Неудивительно, что люди и художники, наиболее близкие к понятию «личности», наиболее близки и к понятию истинной любви. Ведь «только обладание «Я» в высшем смысле ведет и к признанию «Ты» в другом», как повторяет Вейнингер.
Поэтому Ибсен, с его исключительно острым пониманием «личности», и не мог не дать особенно яркие образы любви в ее совершении, Эроса pontifex'a, строителя мостов.

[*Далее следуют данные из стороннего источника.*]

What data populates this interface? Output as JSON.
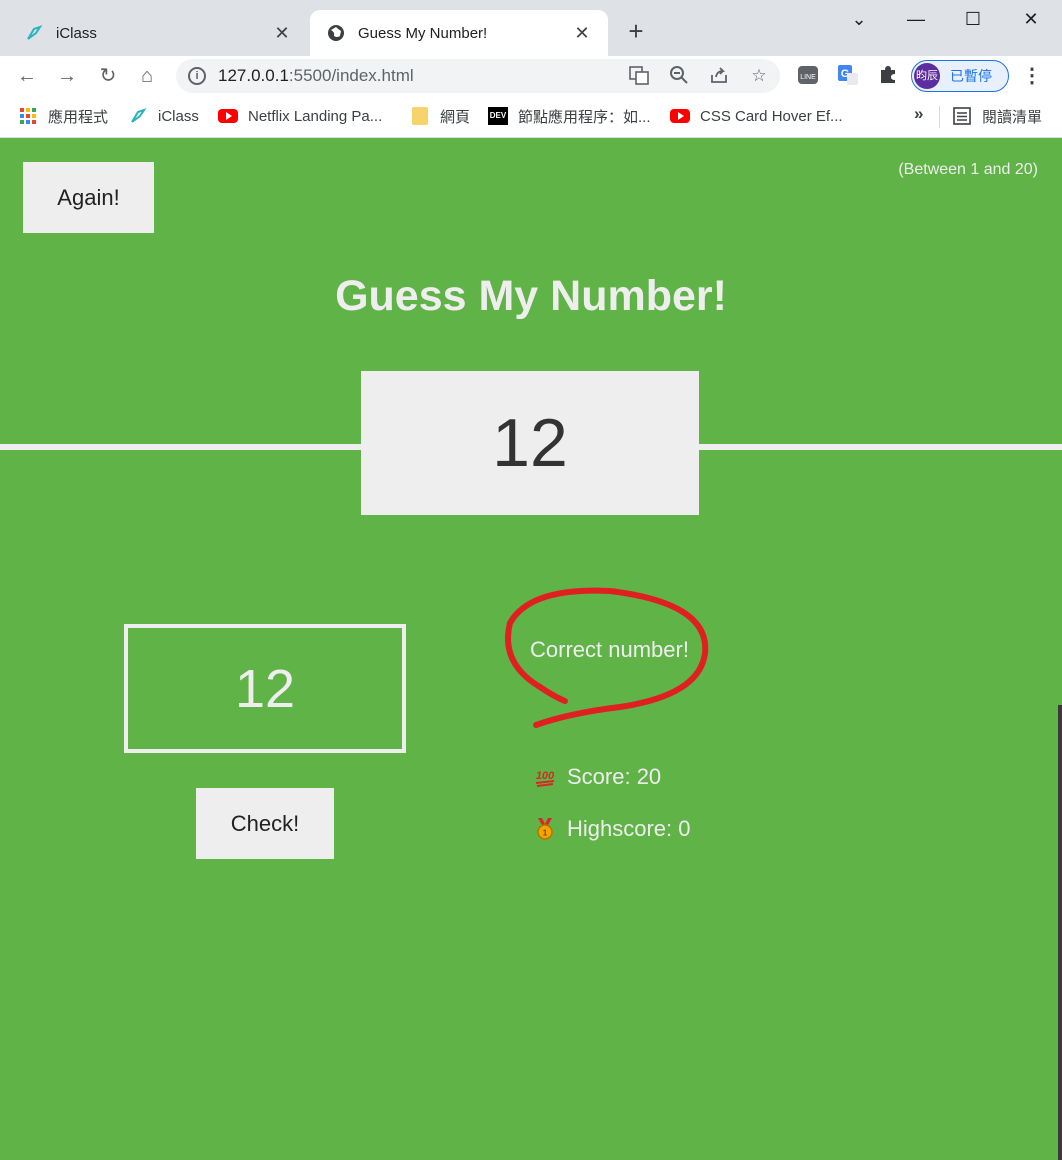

В Пере Гюнте, однако, лишь начало пути любви. Сольвейг — не дантовская Беатриче, конечно, которая еще вполне объект, символ женской субстанции, лицо без живого лица. Данте сотворил Бог; но не Бог, а Данте творит Беатриче, творит исключительно для себя, чтобы ею, т. е. своей любовью к ней, спастись как личность. Беатриче не действует, и нет нужды в ее действиях; Сольвейг есть гораздо больше, она «есть» уже почти в полноте: это она любит Пера Гюнта, и это ее любовь (истинная, ибо ведущая к бессмертию) — спасает любимого. Сольвейг еще не вполне «живая женщина», в ней еще слишком сквозит облик вечной Женственности, «Жены, облеченной в солнце» Вл. Соловьева; она Дева-Мать не случайно: в чистом, божественном женском начале девственность-материнство соединены.